Não precisa ser muito inteligente para entender que violência sempre vai gerar mais violência, independente de onde venha, se do Estado, da sociedade ou da família.

É óbvio que quem comete um crime, de maneira dolosa ou culposa, tem de arcar com as consequências. Não pode e não deve ficar isento de responsabilidade, a não ser que se enquadre numa das hipóteses de excludente de ilicitude já previstas na legislação pátria correlata à matéria.

Entretanto, esse mesmo alguém que errou, se comprovado carecer de capacidade psicoemocional de voltar para o seio da população, em casos excepcionais, poderão ficar por prazo indeterminado sobre égide de medidas de segurança, cabível, por exemplo, para um pedófilo confesso e irrecuperável, segundo laudos técnicos satisfatórios. Fora desses casos, seja o que for que tenha feito, o foco deve ser a ressocialização, conforme prescreve a Constituição.

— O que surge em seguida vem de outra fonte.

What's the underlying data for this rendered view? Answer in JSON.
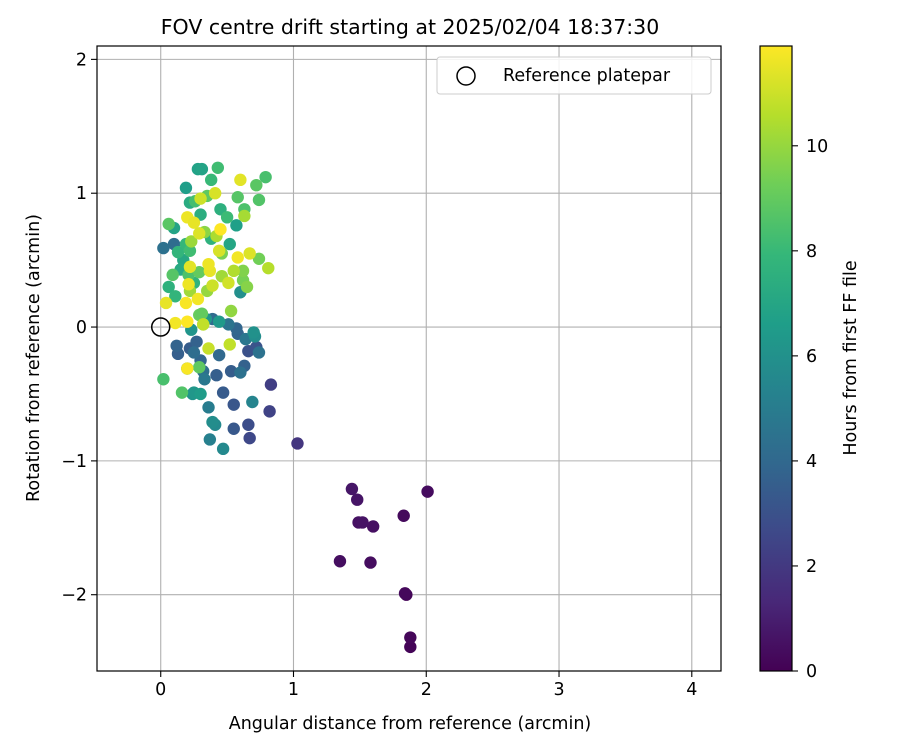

No entanto, o sistema prisional não oferece condições mínimas para isso. Não fosse suficiente, o egresso de qualquer prisão sofre forte preconceito do lado de fora, o que compromete sua reinserção social.

Além disso, temos ainda as causas do crime, estudadas pela criminologia e outras ciências.

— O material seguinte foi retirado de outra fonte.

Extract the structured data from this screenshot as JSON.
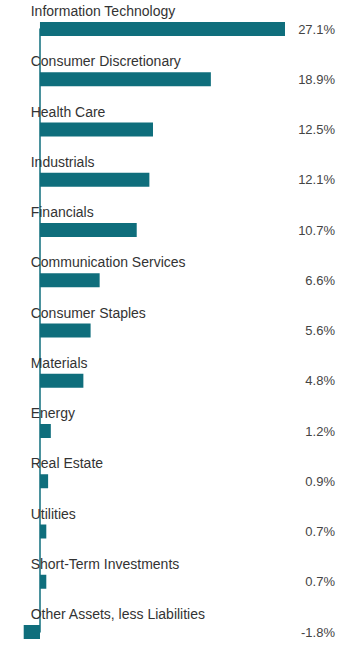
{
  "chart_data": {
    "type": "bar",
    "orientation": "horizontal",
    "categories": [
      "Information Technology",
      "Consumer Discretionary",
      "Health Care",
      "Industrials",
      "Financials",
      "Communication Services",
      "Consumer Staples",
      "Materials",
      "Energy",
      "Real Estate",
      "Utilities",
      "Short-Term Investments",
      "Other Assets, less Liabilities"
    ],
    "values": [
      27.1,
      18.9,
      12.5,
      12.1,
      10.7,
      6.6,
      5.6,
      4.8,
      1.2,
      0.9,
      0.7,
      0.7,
      -1.8
    ],
    "value_labels": [
      "27.1%",
      "18.9%",
      "12.5%",
      "12.1%",
      "10.7%",
      "6.6%",
      "5.6%",
      "4.8%",
      "1.2%",
      "0.9%",
      "0.7%",
      "0.7%",
      "-1.8%"
    ],
    "color": "#0f6e7c",
    "xlim": [
      -1.8,
      27.1
    ],
    "grid": false,
    "tick_labels": "y",
    "data_labels": true
  }
}
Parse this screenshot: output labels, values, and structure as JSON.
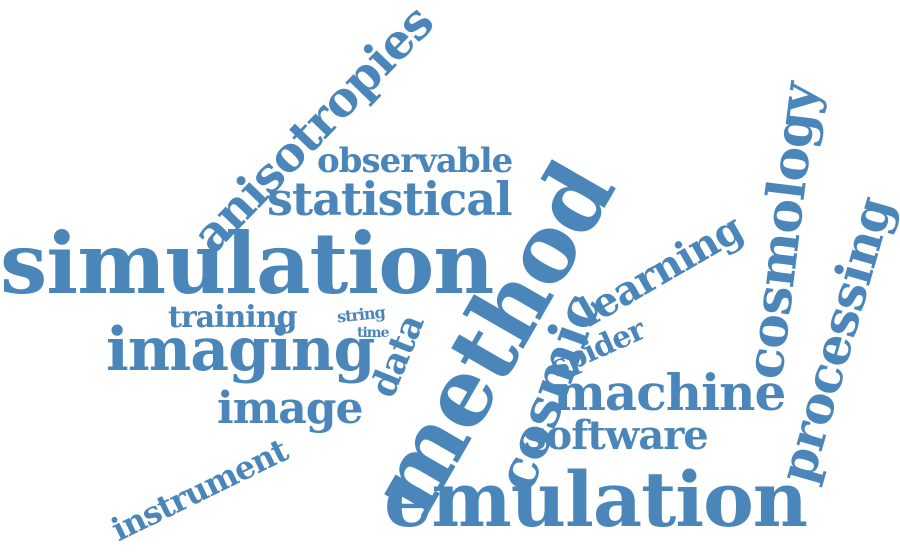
{
  "colors": {
    "text": "#4a86ba",
    "background": "#ffffff"
  },
  "words": [
    {
      "id": "simulation",
      "text": "simulation"
    },
    {
      "id": "emulation",
      "text": "emulation"
    },
    {
      "id": "method",
      "text": "method"
    },
    {
      "id": "imaging",
      "text": "imaging"
    },
    {
      "id": "anisotropies",
      "text": "anisotropies"
    },
    {
      "id": "statistical",
      "text": "statistical"
    },
    {
      "id": "observable",
      "text": "observable"
    },
    {
      "id": "cosmology",
      "text": "cosmology"
    },
    {
      "id": "processing",
      "text": "processing"
    },
    {
      "id": "machine",
      "text": "machine"
    },
    {
      "id": "software",
      "text": "software"
    },
    {
      "id": "cosmic",
      "text": "cosmic"
    },
    {
      "id": "learning",
      "text": "learning"
    },
    {
      "id": "image",
      "text": "image"
    },
    {
      "id": "instrument",
      "text": "instrument"
    },
    {
      "id": "training",
      "text": "training"
    },
    {
      "id": "spider",
      "text": "spider"
    },
    {
      "id": "data",
      "text": "data"
    },
    {
      "id": "string",
      "text": "string"
    },
    {
      "id": "time",
      "text": "time"
    }
  ]
}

E qualquer um que tenha um mínimo de conhecimento sobre o assunto sabe que o buraco é bem mais embaixo, do que alguns pretendem fazer crer quando defendem a Lei de Talião.

Enfim, precisamos elevar o nível do debate e da reflexão; parar de simplesmente ficar repetindo a mesma coisa, que nem papagaio, sem demandar algum esforço para desvendar o problema, que é de todos nós, presos e não presos. Afinal de contas, antes de ser preso, o sujeito era alguém que estava entre nós. Ninguém está imune a essa possibilidade.

Por exemplo, você pode amanhã ou depois matar alguém, sem querer, contudo, por imperícia, imprudência e/ou negligência, e ir preso. Pode se envolver num conflito dentro de casa e ir preso. Pode ser flagrado dirigindo embriagado e ir preso. Pode dar um cheque que no dia da compensação não tenha fundos ou esteja indevidamente sustado e ir preso por estelionato. Pode atrasar a pensão alimentícia e ir preso. Pode se relacionar com uma menor de idade e ir preso. Pode defender a morte de presos e ir preso, por incitação à violência e apologia ao crime de homicídio.

São muitas as possibilidades.

Todos somos seres humanos. E todos somos, em parte, vítimas e culpados pela conjuntura que nos cerca. No entanto, enquanto cada um ficar olhando para o seu umbigo, apenas atirando pedra e gritando "- pega ladrão!" - e depois mata -, nada vai mudar, só vai piorar.

Violência sempre vai gerar mais violência. E todos que a defendem e/ou a praticam, contra presos ou não presos, sejam "homens de bem" ou "homens de mal", são criminosos e devem responder por isso. A vida não é maniqueísta e niilista como alguns enxergam. Ela é bem mais complexa do que a Lei de Talião.

Paulo Lemos é advogado em Mato Grosso e presidente da Comissão de Direitos Humanos e Cidadania da 14a Subsecção da OAB/MT.